First off, this isn’t a revolutionary concept that I invented but it’s something I thought long and hard about and became confident in my choice through years of using a miter saw with nothing but the stock fence. In the end I think a fence does more harm than good. Allow me to explain and bust a few myths.

1 – An additional fence makes a more accurate cut.

In reality, the only reference surface that matters is the one that came with the saw. By placing a long fence on either side of the saw, we actually create a liability since fences eventually need calibration. If the fence sticks out or the saw shifts back, the fence will be in the way. Many people combat this by installing their fence extensions just slightly behind the stock fence. This means the workpiece no longer makes contact with the fence and the fence is much less likely to get in the way. But if the workpiece never touches the fence, I’m left wondering “what’s the point?!” A final thought has to do with bowed workpieces. Even a slightly bowed piece registering off a long fence will result in an out of square cut at the blade.

2 – A fence gives me something on which to place a stop.

As does a simple t-track. Some might argue that a flat t-track collects dust, and it does, but since when is that a problem? My table saw and router table also have miter slots that collect dust and I somehow get by. After using this saw for over a year now, I can honestly say that sawdust in the t-track has never been an issue. The dust is either pushed out of the way by the bolt in the stop or it gets cleaned up during regular shop vacuuming.

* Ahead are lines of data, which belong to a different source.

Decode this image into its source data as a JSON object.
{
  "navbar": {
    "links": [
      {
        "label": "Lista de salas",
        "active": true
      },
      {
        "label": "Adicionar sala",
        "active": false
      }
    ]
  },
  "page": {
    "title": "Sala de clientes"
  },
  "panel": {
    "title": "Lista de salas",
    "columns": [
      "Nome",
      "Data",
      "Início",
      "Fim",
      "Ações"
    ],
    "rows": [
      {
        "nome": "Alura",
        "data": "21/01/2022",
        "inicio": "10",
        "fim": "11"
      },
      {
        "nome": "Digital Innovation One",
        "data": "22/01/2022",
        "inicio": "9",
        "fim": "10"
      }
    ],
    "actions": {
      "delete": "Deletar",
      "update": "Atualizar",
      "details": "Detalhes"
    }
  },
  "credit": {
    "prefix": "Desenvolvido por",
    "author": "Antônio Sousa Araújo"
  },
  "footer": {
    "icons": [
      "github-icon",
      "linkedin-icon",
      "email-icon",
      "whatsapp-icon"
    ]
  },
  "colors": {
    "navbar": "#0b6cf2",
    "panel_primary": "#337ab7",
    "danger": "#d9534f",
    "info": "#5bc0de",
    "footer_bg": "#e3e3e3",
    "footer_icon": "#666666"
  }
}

3 – A fence prevents me from piling stuff on the bench.

This is obviously a matter of knowing your habits and your level of cleanliness. I agree that a fence would make it harder to pile stuff on the bench. But if you’re the kind of person that tends to fill up any horizontal surface in your shop, I’m going to guess that you’ll simply pile the bigger things behind the fence and smaller things in front of the fence.

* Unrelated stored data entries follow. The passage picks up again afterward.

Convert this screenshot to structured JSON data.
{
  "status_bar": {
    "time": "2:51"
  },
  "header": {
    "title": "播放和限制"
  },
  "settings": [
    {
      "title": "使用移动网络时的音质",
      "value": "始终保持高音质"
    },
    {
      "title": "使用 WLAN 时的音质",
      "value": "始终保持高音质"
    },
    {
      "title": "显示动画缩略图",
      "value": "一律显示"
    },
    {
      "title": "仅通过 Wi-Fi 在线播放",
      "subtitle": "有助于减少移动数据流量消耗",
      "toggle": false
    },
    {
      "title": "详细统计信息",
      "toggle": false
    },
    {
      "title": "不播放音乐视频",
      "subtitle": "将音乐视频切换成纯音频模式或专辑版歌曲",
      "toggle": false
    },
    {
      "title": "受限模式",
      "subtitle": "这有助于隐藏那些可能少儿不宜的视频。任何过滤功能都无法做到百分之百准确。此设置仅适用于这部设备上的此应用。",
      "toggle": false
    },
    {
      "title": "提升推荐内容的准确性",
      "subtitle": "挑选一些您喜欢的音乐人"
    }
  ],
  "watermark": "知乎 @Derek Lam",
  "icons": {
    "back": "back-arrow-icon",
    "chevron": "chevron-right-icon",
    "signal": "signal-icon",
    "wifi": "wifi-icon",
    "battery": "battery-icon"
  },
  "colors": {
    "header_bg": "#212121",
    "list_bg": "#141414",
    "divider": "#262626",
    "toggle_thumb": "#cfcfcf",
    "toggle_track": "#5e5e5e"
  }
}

So if you’re building a miter station and you’re a typical small shop woodworker, there’s really no reason to include a fence. But if you do specialized work that absolutely requires one or perhaps you just like the way they look, all the power to you. And if you like the idea of putting some small storage cubbies behind the fence that’s cool too, though I argue you could still put those cubbies there without a fence. But hey, it’s your shop and you can do whatever the heck you want.